First, spare your younger children the details. They need not--and should not--see graphic photos in order to make it "real" for them. That is unnecessary; younger children simply cannot digest that kind of information. It would hurl them into an existential crisis that they cannot handle. Older children can read newspaper accounts, but I would still have them avoid graphic photographs. Forget cable news reports of the disaster.
Second, give them some semblance of control and power. Perhaps you could offer to arrange a contribution from your child or your family to a reputable charity to help those suffering in Haiti. If that is impossible, your child could write an encouraging letter to a Haitian child. Praying for those suffering is also a way to help children feel involved, albeit in a safe way.
Third, reassure your young child that events like this are rare. Monumental disasters are not unrealistic, but young children need reassurance that things like this aren't happening on a regular basis.

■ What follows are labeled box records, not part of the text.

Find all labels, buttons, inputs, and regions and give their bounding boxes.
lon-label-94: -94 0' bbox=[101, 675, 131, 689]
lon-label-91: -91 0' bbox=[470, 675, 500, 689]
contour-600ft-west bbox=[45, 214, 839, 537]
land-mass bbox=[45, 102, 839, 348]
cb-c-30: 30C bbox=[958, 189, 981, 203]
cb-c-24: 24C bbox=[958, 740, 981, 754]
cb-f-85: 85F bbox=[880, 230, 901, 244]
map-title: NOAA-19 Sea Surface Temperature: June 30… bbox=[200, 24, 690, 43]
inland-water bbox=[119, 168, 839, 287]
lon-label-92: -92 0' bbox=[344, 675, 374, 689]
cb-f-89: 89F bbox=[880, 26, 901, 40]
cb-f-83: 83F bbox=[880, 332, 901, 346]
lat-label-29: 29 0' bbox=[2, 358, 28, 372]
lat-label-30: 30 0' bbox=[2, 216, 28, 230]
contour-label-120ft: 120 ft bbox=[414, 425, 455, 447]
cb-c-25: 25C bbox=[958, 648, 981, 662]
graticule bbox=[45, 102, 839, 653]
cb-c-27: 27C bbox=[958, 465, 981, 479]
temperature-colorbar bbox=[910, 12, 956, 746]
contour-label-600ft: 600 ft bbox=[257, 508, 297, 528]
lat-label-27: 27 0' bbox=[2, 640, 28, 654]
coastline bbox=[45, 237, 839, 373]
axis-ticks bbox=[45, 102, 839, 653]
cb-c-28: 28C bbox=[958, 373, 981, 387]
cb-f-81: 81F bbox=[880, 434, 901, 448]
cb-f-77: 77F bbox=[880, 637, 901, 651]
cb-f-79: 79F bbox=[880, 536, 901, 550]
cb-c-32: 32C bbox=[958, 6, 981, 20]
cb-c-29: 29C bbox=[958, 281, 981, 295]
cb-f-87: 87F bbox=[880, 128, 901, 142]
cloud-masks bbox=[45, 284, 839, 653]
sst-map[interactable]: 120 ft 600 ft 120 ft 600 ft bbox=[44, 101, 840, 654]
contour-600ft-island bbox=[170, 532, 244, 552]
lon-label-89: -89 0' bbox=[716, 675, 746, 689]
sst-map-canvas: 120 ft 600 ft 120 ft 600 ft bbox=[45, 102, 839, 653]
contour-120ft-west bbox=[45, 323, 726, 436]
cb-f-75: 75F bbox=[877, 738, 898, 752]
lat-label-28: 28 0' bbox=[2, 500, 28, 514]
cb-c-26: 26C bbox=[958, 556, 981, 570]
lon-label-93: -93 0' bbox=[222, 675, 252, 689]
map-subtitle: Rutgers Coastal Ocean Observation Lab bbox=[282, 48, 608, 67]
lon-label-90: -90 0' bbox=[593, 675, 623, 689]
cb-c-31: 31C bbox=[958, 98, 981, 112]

Older children can understand that earthquakes are infrequent in most places--save the west coast--and that most of them are relatively benign.
Fourth, let them know that you have plans for keeping them safe from disasters. If a disaster befalls you, Mom and Dad have a safety plan. If something happens to the house, you have a plan; if something happens to Mom or Dad, you have a plan to take care of them; and so on. If you don't have a safety plan, make sure you make one!
Finally, recognize that your children may suffer some from learning about these events. This is normal. In a strange way, it is beautiful that they might suffer along with the victims of this tragedy. Be thankful that your child has empathy. If it becomes so acute that he or she cannot sleep, eat, or function, then it's time to seek help and communicate with the child's teachers. But don't imagine that you can or should protect your child from all of the pain surrounding these and similar events.